How to respond to a child or young person at risk of, or who has experienced FGM

  • You must follow safeguarding procedures to provide the immediate protection and support for the young person and other potential victims within the immediate and extended family.
  • If possible, see the person on their own, allowing them the opportunity and a space to disclose.
  • Be straightforward with the questions, using questions that are understandable and straightforward
  • Remember that the person who did this to them may be someone they love or respect; they may feel a loyalty to that person, they may also not be aware what has happened to them is against the law.
  • Be aware of barriers such as language and cultural differences If appropriate arrange for an interpreter. Where an interpreter is needed, a female interpreter is essential; a family or community member must not be used to translate
  • Allow the person to go at their own speed, do not rush them
  • Take accurate notes, being mindful of the urgency if they are at risk.
  • Ensure they know how to contact you again
  • Be sensitive about the intimate nature of what you are discussing
  • Listen but do not make judgements; it is ok to condemn the act but not to blame the person

Reporting duty for all professionals who identify FGM

All professionals who, in the course of their work, believe that an act of FGM has been carried out on a person who is aged under 18 years must notify the police. This includes cases where:

  1. A child / young person has told a professional that an act of FGM (however described) has been carried out on them, or
  2. The professional has observed physical signs indicating female genital mutilation has been carried out and the professional has no reason to believe that the act was part of:
    • a surgical operation on a female which is necessary for her physical or mental health, or
    • a surgical operation on a female who is in any stage of labour, or has just given birth, for purposes connected with the labour or birth

The professional who identifies FGM must call 101 to make a report.  When making an FGM notification to the police the professional must have details of:

  1. Person’s name, date of birth and address
  2. Name and contact details of the professional
  3. Name and contact details of the local Safeguarding Lead

It is best practice when making notifications to the police to ensure:

  1. the notification is made on the same the same working day as FGM was identified calling via 101 to make a report
  2. The Local safeguarding Lead within your organisation is updated within one day
  3. all decisions and actions taken are recorded

If you believe that the person is in immediate danger you must act immediately, which may include calling 999.  Mandatory reporting is only one part of safeguarding against FGM. 

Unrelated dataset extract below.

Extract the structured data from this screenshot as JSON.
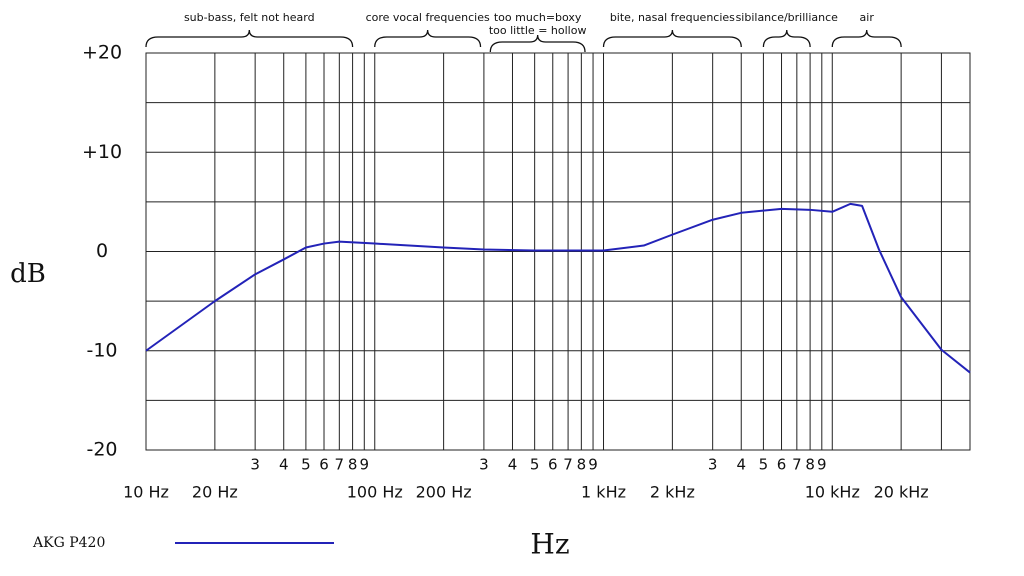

If the woman is over 18 when she discloses/FGM is identified, the mandatory duty to report does not apply and you should follow local safeguarding adults procedures.

In all cases, professionals should also consider whether there are other people within the household, extended family and community who may be at risk of or may have been subject to FGM and whether anyone should be referred to the Children and Families Service.  If the professional identifies an adult at risk of, or having been the subjected to FGM, local safeguarding adults procedures should be followed.